В.К.: – Я бы сказал, что на фоне электронного сетевого
пространства книга тоже стала более эфемерной. Хотя как предмет
она стала весомей – книги стараются делать богато, не жалея золотой
пыли на переплет, и стоят они на много дороже. Из предмета культуры
книга превратились в предмет роскоши. И когда сетуют на то, что
читать стали меньше, то вот одно из объяснений: мало кто может
себе позволить обладать предметами роскоши. И выстраивается такой
порядок: состоятельный торговец книгами – как продавец роскоши.
В отличии от прежнего классического книгопродавца он чаще всего
не знает и не обязан знать свой товар с точки зрения качества
– внутреннего содержания.

Он не берет на себя риск профессионализма – быть активной частью
культурного процесса. Достаточно разложить кигиги по рубрикам,
заданным уже издателем – проза, детектив, женские романы, эзотерика,
и нсли есть место – минимум поэзии. Затем идет издатель, имеющий
уже отношении к культурной политике. но прежде всео предприниматель,
балансирующий между книгопродавцом, который хочет получить книгу
как можно дешевле и продать как можно дороже, и между автором,
который хочет как-то продать свой труд издателю. Как правило,
это пролетарий пера наиболее бесправен в этом круговороте. Наиболее
беден, если он не участвует в литературном деле как в сфере услуг,
а пытается войти в литературу со своим стилем, не потакая вкусам
обывателя, а напротив, возделывая вкус внимательного современника.
В этом смысле даже официант или парикмахер обладают большей свободой
выбора, имея право указать, что из меню лучше приготовлено или
какая прическа вам больше идет. Автор книги удален от своего читателя,
поскольку перед ним стоит не заинтересованный издатель, который
вынужден быть таким, ибо ему диктует правила игры незаитересованный
издатель. И тот и другой весьма опасливо относятся к неизвестному.
А поэзия именно к неизвестному читателю и обращена, читатель поэзии
существет во времени, а не только в пространстве, потому книги
поэта требуют долгой жизни, пока они дойдут до читателя. Но книготорговец
должен продать книгу завтра, издатель хочет вернуть за нее деньги
тоже завтра, потому автор на этот пир чаще всего при жизни не
успевает.

Н.В.: – Но книги все-таки выходят, я имею в виду
не любимую книгопродавцами поэзию?

В.К.: – Выходят. Но, как и в интернете, стихотворцев
читают прежде всего стихотворцы. Тот факт, что стремление к сочинительству
неистребимо, как-то спасает положение. Это кажется нормальным.
Хотя было бы ненормальным, если бы в сапогах ходили только сапожники.
Отсутствие спроса на поэзию связано с ослаблением тонуса речи
не только в ее художественной функции, но и в функции коммуникации.
Накопилось много непониманий, связанных с неправильным употреблением
речи. Ложь политиков и суета журналистов превращает звучащую речь
в ничего не значащую. Слово как предмет купли-продажи, получая
тайную цену, теряет свою ценность. Трудно найти собеседника, который
бы дал деловой ход выслушанному слову. И тут удобный интернет
становится удобным тормозом для деятельности.

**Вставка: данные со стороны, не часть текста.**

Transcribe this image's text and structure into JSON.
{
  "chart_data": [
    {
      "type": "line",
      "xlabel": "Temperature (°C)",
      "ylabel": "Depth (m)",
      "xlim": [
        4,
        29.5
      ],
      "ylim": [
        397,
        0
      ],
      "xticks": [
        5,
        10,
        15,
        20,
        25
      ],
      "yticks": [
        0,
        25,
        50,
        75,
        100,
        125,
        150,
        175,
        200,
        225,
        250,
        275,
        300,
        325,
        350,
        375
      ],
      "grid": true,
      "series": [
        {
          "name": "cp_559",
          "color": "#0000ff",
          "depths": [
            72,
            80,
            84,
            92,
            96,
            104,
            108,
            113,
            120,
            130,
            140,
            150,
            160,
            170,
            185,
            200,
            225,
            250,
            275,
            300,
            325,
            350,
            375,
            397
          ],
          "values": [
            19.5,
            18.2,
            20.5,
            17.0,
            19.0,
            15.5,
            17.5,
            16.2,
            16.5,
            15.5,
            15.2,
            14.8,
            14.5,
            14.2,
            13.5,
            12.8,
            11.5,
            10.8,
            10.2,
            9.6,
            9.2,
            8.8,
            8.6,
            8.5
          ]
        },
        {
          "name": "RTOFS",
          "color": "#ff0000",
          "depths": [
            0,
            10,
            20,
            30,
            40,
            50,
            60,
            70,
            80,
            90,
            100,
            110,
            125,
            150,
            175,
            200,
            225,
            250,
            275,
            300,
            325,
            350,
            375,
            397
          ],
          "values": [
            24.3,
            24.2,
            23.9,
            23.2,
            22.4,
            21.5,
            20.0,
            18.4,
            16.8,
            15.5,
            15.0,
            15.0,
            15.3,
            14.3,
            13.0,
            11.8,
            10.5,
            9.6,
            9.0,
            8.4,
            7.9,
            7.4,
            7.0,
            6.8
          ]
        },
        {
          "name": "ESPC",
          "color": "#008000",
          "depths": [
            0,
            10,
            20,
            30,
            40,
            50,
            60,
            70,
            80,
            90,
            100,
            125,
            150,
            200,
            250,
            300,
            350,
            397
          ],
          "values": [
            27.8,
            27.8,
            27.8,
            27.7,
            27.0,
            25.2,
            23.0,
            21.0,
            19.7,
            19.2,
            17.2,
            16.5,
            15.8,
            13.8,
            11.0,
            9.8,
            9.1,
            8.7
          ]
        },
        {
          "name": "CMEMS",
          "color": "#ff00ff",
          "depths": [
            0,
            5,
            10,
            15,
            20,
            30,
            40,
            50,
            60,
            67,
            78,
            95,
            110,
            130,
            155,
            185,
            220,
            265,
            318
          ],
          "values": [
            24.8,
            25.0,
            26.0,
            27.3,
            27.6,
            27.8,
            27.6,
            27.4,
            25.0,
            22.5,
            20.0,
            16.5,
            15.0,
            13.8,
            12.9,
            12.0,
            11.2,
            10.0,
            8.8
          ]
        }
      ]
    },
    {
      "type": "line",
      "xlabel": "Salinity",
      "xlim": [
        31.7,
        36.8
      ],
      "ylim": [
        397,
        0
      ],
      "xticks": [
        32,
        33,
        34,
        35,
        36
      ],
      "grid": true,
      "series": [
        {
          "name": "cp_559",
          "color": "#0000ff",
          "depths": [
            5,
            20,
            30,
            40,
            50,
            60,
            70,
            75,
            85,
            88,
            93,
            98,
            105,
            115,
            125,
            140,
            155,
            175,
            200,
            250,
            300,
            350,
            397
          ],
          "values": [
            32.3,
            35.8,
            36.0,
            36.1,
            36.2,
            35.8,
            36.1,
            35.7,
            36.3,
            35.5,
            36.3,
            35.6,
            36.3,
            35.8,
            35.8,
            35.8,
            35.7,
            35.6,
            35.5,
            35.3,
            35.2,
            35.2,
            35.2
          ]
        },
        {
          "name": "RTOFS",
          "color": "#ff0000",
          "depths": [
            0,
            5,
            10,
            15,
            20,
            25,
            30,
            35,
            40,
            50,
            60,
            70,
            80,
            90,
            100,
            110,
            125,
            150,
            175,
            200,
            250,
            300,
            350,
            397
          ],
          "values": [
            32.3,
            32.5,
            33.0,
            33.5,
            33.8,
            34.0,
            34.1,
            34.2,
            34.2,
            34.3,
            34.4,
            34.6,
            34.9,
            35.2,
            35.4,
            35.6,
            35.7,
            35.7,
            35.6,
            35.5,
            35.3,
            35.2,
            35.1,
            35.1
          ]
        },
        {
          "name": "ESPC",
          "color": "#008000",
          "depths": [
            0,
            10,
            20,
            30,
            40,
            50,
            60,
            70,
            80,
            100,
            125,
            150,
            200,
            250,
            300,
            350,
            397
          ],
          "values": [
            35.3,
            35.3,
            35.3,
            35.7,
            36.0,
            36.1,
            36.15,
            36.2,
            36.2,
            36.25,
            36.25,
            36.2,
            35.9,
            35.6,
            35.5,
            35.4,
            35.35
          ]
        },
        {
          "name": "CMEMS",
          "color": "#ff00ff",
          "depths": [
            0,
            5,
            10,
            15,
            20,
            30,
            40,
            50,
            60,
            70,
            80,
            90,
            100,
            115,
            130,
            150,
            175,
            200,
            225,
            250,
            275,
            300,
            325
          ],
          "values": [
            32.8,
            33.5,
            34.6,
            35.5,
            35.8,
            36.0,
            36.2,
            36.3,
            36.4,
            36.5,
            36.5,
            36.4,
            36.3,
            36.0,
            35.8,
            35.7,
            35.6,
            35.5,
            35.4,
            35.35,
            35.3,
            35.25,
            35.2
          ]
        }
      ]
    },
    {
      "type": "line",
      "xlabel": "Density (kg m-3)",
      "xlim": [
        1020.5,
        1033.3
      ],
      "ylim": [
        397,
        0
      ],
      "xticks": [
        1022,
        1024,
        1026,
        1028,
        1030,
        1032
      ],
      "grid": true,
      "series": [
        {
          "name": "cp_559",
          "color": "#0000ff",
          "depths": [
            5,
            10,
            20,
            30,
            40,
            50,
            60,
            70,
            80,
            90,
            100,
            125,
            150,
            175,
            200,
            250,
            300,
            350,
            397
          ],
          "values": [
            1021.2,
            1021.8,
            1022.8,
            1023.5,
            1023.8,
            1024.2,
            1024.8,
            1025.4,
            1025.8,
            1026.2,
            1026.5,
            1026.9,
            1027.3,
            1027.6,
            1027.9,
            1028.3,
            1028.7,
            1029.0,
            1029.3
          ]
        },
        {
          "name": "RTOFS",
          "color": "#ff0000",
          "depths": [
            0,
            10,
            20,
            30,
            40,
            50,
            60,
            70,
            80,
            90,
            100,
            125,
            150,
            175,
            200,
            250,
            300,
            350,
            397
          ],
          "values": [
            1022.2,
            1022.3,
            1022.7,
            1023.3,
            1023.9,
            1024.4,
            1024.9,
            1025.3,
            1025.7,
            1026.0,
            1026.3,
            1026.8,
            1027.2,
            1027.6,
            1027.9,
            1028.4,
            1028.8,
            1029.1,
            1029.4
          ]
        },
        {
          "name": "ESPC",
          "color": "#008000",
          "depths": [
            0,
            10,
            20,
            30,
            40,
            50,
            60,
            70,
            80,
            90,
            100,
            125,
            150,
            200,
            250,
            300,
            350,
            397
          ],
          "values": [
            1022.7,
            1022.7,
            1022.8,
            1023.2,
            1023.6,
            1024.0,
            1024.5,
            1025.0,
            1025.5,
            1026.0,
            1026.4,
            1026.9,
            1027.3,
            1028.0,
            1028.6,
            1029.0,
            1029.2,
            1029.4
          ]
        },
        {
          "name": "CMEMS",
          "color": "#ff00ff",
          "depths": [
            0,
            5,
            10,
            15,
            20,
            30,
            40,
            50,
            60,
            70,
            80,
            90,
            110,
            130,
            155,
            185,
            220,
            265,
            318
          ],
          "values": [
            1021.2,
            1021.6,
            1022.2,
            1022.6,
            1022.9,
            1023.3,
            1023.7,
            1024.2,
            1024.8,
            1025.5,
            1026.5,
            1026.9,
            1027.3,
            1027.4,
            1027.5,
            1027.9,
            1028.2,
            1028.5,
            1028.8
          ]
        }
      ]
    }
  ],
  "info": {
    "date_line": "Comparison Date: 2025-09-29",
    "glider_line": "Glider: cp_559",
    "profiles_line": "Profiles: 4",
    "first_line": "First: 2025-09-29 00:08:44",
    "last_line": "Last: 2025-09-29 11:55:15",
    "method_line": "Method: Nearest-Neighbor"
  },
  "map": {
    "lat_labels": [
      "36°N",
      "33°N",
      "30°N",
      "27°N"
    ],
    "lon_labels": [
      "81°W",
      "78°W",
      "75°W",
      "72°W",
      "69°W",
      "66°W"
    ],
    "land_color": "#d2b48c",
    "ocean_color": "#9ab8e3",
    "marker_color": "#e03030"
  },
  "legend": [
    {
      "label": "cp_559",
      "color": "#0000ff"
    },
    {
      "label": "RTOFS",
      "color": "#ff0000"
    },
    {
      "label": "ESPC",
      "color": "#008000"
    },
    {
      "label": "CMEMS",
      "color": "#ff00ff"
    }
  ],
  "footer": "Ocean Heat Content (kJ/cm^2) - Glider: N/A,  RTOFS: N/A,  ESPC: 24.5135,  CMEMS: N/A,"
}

Н.В.: – Как так? Прогресс превращается в свою противопложность?

В.К.: – Его делают таким пользователи. Очень просто.
Сейчас рукопись требуют уже в электронном виде. Это требует от
автора либо дополнтельных расходов, либо владения современной
техникой, которая тоже чего-то стот. Но не это главное. Возникает
новая анонимность отношений между издателем и автором. На электронную
рассылку рукописи отвечать не обязательно. Или делать вид, что
она попала в «спам» и потому не прочитана.

Объяснять, хотя бы кратко, почему рукопись не подходит издательству,
никто не будет. А пойти в редакцию и непосредственно с кем-то
говорить не принято, для настырных авторов есть охрана. Вот пример.
Мне бы хотелось переиздать немецкого классика – великого Фридриха
Гёльдерлина. Он творил тоже на рубеже веков – ХVIII и XIX. Мне
культурные немцы говорили – как вы переводите Гёльдерлина, мы
сами его не понимаем. Как объяснить «культурному» русскому издателю
необходимость этого издания? Я говорю – за весь ХХ век Гёльдерлин
на русском был издан лишь дважды. Издатель тут же смекнет – значит,
большего он не стоит. В крупнейшем издательском концерне «АСТ»
выходят однотомники, включающие прозу (роман) известного автора
и его стихи. Так издали Германа Гессе, куда вошли и мои стихотворные
переводы. Более двух лет предлагаю им Гёльдерлина – вместе с его
знаменитым романом «Гиперион». Более двух лет мне отвечают, что
об этом предложении известили руководство, но руководство на это
не отвечает. Сам редактор без ведомства руководства, – вот где
момент анонимности – ничего не решает. Я спрашиваю – а можно ли
поговорить с руководством? Мне откровенно говорят: практически
невозможно. Однако, представляю я себе, как бы мог я убедить это
руководство, будь я вхож в подобные «эшелоны власти»! Не так давно
была дискуссия о влиянии переводной литератры на отечественную,
там была высказана Борисом Дубиным мысль, что русского Гёльдерлина
до сих пор нет, а в то же время превод Гёльдерлина на французский
язык в начале ХХ века вызвал революцию во французской поэзии.
Не знаю, вызвало бы появления «нового» Гёльдерлина на русском
языке революцию в современной русской поэзии, да и нужна ли революция
самовлюбленной молодой нашей поэзии. Я отправил моего Гёльдерлина
на свой сайт в интернете, но он не вызвал особого интереса у авторов
«стихиры». Напротив, большой интерес к Рильке, так как он у всех
на слуху, у него есть своя традция в русском переводе, но на это
ушел почти целый век! Рильке читают и на моем сайте, но меньше
всего вершину его поэзии – «Дуинские элегии», написанные в стилистике
гимнов Гёльдерлина! Как объяснить отличие литературы доступной,
увлекательной, от возвышающей, но требующей заинтересованного
чтения – не только как отдыха. Но и как усилия.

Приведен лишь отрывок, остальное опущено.